Sophie was keeping Mrs. Mendelbaum occupied. I had hoped that with her arrival, Mrs. Mendelbaum would sever ties with Jocelyn and Jocelyn would rejoin the airplane building, but I was beginning to accept that Jocelyn didn’t ever want to get out of bed. It no longer felt like a joint project. I was working feverishly. I left the house early in the morning and worked in the rain until I was drenched, coming in at lunchtime to change clothes and eat and go out again until dark. It was staying light longer and longer and I was vaguely aware that trees were budding, but I didn’t care. Humdinger seemed to find my wet clothes no matter where I hid them and they ended up washed and dried and folded neatly on my bed. This seemed pushy to me.
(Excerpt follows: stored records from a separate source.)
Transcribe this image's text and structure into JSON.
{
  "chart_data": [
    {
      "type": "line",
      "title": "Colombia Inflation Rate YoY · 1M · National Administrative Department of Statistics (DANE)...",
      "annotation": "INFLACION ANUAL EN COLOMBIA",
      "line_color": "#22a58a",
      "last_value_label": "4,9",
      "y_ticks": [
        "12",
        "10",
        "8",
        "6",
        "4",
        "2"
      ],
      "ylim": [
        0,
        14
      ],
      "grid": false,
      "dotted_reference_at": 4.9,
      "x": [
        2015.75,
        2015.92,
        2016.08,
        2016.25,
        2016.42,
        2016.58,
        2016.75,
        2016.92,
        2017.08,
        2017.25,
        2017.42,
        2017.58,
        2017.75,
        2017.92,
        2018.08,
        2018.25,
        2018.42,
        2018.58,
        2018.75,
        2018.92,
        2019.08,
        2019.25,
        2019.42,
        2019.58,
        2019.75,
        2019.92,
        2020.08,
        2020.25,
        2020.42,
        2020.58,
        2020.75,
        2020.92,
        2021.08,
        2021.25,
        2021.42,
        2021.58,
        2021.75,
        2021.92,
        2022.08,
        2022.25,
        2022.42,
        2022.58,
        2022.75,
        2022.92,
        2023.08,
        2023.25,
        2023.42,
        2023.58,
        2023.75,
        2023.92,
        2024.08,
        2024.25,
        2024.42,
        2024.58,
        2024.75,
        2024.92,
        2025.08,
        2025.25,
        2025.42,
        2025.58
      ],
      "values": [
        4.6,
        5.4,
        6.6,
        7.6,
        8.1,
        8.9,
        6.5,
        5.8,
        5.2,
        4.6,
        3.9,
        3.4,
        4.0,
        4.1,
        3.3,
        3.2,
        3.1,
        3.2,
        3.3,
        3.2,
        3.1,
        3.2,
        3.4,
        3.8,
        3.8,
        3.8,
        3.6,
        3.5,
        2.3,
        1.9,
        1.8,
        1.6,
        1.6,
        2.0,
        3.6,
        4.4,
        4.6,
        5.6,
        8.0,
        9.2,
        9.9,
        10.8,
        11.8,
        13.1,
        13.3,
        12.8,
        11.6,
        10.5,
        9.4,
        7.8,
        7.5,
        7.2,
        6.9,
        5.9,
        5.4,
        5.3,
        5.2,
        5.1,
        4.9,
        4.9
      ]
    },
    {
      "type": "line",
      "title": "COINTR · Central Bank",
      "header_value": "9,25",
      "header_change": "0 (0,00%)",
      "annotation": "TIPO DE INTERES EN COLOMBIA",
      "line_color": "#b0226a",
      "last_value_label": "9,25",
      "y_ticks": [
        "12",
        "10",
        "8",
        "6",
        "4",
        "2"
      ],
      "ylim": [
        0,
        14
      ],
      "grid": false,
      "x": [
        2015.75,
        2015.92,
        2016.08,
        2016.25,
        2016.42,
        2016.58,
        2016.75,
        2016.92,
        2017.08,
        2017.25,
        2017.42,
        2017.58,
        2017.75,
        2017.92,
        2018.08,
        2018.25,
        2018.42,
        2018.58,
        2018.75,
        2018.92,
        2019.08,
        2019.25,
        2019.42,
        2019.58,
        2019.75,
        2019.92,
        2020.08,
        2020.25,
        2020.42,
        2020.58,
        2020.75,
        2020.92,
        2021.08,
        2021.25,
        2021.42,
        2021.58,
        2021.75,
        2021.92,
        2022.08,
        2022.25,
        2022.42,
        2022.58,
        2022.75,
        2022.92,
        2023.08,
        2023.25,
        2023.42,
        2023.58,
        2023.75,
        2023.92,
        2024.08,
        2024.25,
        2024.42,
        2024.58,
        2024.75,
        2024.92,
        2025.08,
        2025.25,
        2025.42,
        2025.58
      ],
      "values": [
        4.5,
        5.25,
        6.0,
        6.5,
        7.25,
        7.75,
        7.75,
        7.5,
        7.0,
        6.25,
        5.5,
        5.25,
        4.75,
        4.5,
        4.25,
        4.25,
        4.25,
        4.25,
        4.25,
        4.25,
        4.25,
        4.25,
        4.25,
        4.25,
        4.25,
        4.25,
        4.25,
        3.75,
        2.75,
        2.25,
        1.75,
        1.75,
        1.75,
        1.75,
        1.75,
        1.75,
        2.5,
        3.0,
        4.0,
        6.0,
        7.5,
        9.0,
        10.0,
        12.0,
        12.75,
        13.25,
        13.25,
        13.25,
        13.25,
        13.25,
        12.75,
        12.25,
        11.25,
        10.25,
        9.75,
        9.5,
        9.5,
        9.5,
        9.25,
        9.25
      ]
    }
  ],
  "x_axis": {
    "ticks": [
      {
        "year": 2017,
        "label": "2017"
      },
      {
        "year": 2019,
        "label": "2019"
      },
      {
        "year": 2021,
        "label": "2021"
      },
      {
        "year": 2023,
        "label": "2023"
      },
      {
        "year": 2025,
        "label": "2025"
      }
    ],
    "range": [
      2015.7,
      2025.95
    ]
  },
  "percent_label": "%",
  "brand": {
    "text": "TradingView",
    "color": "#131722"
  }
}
As if he were emphasizing that I could have no secrets from him, but even this didn’t bother me particularly. It didn’t seem to matter if he knew anymore as long as he didn’t stop me. Rainy day followed rainy day. It didn’t warm up gradually like spring did at home. Instead daffodils bloomed, blossoms came out on trees, but the rain remained a gray driving constant and every day was like the one before.
I was sitting in a wing chair in front of the fire one evening, eyeing Humdinger carrying a basket of my laundry up to my room, when Dr. Houseman, who had just come dripping into the house, having arrived by helicopter, plopped beside me. She shivered and ran her hands over her rain-drenched face and then held her wet hands before the fire.
“Whew,” she said. “Long day. Thank goodness Sam was on time. I think I would have slept at the hospital or at home tonight if he hadn’t been. I didn’t have the energy to wait around on that windy helicopter pad. It’s beastly out there.”
“Why don’t you ever sleep at home?” I asked. “Why bother to sleep here? Jocelyn and Mrs. Mendelbaum aren’t that sick, are they?”
“Well…” She looked as if she were about to tell me something and then stopped. She sat quietly for a moment in her chair. She was one of those people comfortable with her own silences. Then she said, “They’re something of a mystery to me, I must admit. They aren’t getting better as fast as I would like. I can’t tell if it’s some kind of secondary infection or depression. And, of course, Humdinger asked me to keep an eye on things. Medically.”